Using accelerometers as a basis for determining the position of an Earth-based object is a non-trivial exercise. Using a simple numerical quadrature technique such as trapezium almost certainly is not going to cut it. Here are some of the challenges:

• Accelerometers report acceleration in terms of the accelerometer case frame. It is invalid to compare, for example, the reported x-axis acceleration at time t1 to that at time t2 if the accelerometer has rotated between times t1 and t2. To integrate acceleration (twice!) you need to transform those sensed accelerations to some common frame.

• Accelerometers measure acceleration relative to an instantaneously co-located, co-moving, free-falling frame. In short, accelerometers don't sense gravity; they sense acceleration due to everything but gravity. You somehow need to account for this unsensed gravitational acceleration.

• Accelerometers have both systematic and random errors. You might be able to ignore the systematic errors, but the random errors are a killer. Suppose you do the best possible job of dealing with the time-varying orientation of the accelerometer case frame and do the best possible job of estimating the unsensed gravitational acceleration. Now suppose you put an accelerometer on a table and just let it sit. You know the initial velocity is zero, and you know the accelerometer isn't rotating. Suppose you integrate the gravity-corrected accelerometer output to yield velocity and the integrate again to yield position. If you do this right, the accelerometer output will be white noise with a mean of zero. When you integrate that to yield velocity, you'll get a random walk. The velocity will have an expected mean of zero but the variance will grow with time. When you integrate that again you'll get an integrated random walk. If you do this for any extended period of time, there's a less technical name for the result: "pure garbage".

To address the orientation of the case frame you need to either make sure the accelerometer case frame never rotates (BTW, that's a bit tricky since you're on a rotating Earth), or you somehow need to measure the time-varying rotation of the case frame. A gyro to measure changes in orientation is a common approach, but now you're once again faced with the random walk problem. Rate gyros take a random walk. Some use magnetometers. In space we use star trackers to address the rotational random walk problem.

There are lots of tricks for getting around the un-sensed gravitational acceleration problem. For space vehicles that dock with the International Space Station, it's mandatory that the docking vehicle either have a rather complex model of the Earth's gravity field or that the operators of that vehicle can explain to NASA and its Russian counterpart why they don't need it. A much simpler approach for things on the ground is to have the object stay at rest for a bit of time during startup to enable the software to determine the g vector.

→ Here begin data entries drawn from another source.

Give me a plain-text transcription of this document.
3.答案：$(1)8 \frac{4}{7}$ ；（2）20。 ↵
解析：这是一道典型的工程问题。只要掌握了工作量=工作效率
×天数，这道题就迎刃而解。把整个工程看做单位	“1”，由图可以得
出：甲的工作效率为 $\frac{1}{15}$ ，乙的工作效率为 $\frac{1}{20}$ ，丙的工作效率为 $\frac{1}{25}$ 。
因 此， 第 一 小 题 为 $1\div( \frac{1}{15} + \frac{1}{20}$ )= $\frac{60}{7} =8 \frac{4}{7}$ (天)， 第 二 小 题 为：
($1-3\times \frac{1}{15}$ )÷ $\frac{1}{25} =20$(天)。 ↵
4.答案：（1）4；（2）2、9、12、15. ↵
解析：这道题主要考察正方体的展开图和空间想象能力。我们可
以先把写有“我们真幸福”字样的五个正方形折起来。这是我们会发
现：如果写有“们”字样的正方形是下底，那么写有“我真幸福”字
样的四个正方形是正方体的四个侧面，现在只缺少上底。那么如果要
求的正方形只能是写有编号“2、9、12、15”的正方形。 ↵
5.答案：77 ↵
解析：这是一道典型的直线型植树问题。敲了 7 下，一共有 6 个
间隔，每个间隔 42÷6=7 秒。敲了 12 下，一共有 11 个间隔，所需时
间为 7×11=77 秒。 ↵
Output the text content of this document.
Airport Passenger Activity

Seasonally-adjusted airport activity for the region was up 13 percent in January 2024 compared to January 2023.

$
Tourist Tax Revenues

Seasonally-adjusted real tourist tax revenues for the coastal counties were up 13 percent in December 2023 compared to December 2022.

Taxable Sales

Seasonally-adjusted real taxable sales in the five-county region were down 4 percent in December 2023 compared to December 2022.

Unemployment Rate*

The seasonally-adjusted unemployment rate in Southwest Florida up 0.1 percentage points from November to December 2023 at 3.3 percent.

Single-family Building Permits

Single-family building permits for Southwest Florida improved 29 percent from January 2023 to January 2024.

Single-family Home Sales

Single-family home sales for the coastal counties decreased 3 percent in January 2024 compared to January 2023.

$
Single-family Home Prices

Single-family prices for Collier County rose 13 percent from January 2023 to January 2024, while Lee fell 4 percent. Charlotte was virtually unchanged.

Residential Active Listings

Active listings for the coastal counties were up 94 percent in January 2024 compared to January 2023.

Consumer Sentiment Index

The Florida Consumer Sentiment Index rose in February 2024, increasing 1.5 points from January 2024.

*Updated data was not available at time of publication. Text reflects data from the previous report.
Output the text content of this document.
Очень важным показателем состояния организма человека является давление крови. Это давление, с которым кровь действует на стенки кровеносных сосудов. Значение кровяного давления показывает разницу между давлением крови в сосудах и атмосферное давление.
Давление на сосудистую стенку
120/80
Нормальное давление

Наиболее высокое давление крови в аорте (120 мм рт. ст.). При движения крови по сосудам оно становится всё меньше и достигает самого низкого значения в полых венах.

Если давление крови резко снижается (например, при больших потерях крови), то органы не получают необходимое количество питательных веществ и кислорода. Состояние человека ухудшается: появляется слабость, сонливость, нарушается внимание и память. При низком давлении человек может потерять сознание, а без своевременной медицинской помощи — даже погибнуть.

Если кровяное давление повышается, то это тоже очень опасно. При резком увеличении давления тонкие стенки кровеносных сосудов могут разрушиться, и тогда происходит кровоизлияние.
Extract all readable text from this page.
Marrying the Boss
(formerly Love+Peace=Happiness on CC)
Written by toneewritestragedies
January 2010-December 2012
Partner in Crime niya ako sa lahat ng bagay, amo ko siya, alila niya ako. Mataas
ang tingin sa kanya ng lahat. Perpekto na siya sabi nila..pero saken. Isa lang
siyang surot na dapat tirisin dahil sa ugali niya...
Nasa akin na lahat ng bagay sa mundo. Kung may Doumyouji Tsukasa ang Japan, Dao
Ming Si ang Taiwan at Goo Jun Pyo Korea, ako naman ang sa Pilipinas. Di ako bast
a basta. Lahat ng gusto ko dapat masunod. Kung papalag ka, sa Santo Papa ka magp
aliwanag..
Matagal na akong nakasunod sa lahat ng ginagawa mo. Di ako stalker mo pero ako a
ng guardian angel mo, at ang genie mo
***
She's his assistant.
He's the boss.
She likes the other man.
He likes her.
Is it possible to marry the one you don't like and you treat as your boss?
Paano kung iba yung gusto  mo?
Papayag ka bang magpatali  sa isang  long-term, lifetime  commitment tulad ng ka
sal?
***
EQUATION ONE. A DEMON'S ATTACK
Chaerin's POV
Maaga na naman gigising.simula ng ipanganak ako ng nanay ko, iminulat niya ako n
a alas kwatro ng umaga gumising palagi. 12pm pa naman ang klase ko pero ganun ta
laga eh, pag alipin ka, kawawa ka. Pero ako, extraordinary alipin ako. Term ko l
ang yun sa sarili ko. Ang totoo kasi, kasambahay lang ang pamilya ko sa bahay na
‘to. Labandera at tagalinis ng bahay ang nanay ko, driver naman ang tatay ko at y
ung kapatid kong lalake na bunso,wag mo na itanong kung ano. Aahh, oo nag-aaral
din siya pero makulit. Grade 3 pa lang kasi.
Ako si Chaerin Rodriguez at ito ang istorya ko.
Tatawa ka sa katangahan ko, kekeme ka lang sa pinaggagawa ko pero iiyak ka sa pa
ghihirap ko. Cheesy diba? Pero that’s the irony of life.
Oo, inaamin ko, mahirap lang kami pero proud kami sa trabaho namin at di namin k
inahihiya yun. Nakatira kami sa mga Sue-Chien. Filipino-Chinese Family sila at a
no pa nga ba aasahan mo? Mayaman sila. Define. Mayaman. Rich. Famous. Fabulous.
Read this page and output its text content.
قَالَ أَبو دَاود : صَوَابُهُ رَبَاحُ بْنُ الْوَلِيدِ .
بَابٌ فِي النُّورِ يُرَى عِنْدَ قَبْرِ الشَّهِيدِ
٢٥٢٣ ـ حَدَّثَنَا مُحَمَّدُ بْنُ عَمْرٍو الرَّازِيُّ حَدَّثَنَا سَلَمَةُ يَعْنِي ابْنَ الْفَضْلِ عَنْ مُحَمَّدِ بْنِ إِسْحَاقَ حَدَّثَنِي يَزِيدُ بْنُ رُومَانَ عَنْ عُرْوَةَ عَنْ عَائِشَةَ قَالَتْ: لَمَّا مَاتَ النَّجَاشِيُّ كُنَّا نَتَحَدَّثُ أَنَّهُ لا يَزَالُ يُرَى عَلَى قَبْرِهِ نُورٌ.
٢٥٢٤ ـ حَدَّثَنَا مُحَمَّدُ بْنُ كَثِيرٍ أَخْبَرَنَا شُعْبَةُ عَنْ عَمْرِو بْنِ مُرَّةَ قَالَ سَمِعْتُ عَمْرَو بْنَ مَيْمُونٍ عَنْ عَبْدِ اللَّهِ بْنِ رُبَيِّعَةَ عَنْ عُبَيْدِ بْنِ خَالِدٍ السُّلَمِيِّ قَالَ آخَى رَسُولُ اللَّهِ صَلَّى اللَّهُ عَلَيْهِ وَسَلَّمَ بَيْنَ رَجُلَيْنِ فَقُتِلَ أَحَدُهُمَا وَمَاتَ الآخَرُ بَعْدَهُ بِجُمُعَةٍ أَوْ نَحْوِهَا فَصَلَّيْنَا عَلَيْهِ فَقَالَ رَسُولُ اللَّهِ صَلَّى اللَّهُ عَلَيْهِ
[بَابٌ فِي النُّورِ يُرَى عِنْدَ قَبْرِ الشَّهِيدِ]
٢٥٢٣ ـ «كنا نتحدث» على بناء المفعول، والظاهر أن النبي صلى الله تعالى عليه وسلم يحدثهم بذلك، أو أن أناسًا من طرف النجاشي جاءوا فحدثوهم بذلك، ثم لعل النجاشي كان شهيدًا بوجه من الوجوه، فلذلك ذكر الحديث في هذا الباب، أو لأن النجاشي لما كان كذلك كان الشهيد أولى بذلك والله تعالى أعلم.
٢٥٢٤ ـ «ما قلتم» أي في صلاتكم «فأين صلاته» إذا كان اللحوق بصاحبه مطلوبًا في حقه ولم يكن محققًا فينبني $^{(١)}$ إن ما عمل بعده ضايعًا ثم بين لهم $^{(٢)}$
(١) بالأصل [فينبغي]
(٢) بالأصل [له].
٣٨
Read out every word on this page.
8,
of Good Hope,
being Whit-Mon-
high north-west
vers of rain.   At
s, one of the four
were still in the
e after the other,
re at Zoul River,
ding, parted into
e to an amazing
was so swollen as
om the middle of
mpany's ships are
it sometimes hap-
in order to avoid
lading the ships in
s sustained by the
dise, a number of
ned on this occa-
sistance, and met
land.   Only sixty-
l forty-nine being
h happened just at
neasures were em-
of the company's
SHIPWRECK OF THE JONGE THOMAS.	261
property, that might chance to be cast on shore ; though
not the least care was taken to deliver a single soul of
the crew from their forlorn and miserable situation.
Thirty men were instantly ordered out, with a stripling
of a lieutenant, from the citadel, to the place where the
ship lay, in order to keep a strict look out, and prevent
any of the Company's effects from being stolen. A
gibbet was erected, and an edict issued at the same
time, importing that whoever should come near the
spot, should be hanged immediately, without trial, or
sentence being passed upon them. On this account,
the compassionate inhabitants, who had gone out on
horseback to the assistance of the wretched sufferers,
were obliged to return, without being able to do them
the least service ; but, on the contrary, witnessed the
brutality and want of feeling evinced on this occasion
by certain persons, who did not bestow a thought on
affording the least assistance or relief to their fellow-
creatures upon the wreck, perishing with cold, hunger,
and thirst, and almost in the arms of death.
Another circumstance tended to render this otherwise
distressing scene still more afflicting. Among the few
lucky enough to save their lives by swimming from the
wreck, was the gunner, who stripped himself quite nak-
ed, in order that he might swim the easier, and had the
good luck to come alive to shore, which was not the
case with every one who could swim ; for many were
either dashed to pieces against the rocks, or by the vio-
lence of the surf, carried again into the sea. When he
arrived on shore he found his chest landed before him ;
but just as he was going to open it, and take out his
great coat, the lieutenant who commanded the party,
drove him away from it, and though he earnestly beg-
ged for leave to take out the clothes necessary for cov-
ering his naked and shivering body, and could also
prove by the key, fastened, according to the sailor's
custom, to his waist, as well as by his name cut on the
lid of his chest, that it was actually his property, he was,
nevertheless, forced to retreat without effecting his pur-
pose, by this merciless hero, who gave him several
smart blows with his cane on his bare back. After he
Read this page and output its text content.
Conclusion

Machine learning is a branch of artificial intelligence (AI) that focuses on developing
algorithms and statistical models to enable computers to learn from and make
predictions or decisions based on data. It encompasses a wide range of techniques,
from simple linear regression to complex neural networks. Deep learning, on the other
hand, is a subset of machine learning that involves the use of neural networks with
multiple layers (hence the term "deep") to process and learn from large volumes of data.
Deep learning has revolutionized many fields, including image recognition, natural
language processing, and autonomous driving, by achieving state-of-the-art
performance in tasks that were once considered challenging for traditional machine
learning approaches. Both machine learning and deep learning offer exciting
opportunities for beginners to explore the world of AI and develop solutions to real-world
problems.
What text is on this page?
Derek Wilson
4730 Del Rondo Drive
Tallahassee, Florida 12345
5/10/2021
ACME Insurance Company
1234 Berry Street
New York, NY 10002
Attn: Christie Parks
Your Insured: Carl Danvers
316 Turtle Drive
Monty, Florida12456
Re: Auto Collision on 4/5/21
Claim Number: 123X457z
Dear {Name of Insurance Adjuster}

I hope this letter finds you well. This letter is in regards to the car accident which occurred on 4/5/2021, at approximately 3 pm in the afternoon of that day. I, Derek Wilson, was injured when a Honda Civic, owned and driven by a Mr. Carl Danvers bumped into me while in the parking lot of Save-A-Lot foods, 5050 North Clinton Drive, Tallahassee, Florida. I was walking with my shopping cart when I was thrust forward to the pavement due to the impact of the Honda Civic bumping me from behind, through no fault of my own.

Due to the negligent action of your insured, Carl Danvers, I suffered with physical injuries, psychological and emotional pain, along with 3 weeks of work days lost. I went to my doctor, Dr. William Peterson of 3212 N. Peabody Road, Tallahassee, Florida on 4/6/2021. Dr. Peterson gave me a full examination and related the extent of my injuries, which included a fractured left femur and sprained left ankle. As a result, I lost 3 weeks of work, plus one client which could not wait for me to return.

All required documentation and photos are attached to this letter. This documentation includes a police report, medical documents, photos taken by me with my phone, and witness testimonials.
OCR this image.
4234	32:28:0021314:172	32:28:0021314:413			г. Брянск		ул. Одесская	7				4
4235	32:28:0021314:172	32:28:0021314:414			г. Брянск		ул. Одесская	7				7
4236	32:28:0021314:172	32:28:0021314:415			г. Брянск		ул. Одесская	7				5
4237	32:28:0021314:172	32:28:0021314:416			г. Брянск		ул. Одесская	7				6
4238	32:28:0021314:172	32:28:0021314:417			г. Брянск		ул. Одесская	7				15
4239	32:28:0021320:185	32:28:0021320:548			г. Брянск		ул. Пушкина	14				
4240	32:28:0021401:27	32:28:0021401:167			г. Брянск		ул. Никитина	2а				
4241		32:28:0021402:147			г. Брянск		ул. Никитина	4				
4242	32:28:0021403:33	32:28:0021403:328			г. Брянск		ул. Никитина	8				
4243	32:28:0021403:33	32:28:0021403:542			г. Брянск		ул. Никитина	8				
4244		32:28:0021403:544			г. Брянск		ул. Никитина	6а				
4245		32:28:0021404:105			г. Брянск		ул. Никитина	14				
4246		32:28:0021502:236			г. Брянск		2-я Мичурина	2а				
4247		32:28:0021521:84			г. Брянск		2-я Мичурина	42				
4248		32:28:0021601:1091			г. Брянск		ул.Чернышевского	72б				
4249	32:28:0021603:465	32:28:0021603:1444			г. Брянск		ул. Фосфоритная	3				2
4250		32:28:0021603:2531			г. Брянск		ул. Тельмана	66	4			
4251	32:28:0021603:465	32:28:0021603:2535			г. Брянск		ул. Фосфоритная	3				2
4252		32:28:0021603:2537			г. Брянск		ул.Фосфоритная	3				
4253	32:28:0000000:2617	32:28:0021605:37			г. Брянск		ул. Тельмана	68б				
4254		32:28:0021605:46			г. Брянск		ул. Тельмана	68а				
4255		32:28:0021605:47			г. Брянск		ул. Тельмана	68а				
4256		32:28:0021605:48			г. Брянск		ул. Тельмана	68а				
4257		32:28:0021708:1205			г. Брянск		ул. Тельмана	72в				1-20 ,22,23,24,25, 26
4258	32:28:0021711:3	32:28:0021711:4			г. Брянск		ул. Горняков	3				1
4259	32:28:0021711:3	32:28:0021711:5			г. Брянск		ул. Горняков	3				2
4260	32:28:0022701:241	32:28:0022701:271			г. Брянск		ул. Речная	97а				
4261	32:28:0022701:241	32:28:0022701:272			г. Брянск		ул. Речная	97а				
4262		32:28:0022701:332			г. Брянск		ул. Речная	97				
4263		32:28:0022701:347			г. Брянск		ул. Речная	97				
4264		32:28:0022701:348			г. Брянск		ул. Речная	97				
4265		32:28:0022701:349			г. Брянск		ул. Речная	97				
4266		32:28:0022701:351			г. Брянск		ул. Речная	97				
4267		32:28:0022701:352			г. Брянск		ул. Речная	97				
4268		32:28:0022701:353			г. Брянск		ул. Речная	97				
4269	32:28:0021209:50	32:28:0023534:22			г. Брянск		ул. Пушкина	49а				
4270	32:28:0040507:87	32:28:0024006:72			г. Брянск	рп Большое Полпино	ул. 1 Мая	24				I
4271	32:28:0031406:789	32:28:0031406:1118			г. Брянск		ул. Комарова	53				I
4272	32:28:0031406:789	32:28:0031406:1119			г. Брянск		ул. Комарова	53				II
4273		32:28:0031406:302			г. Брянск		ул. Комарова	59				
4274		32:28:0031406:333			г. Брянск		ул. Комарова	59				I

The last problem is the trickiest. The standard approach is to use a Kalman filter, and how to do that is beyond the scope of this question and answer site.

• Hi there David, – branny12000 Aug 6 '14 at 10:40
• Well I have come across several papers which claim to have sucessfully used double integration with a bandpass filter to deal with accumulated errors and offset. I did come across someone on a forum that suggested doing it in the frequency domain! Not really sure how to go about this but thank you for the advice. Am going to try and a few ideas and will get back to you :) – branny12000 Aug 6 '14 at 10:42

I think you have made some mistake in taking the initial condition. $$v(t)=u(0)+\int_{0}^{t}a(t)dt$$ and $$s(t)=s(0)+\int_{0}^{t}v(t)dt$$. I think you have not used $u(0)$ and $s(0)$ properly.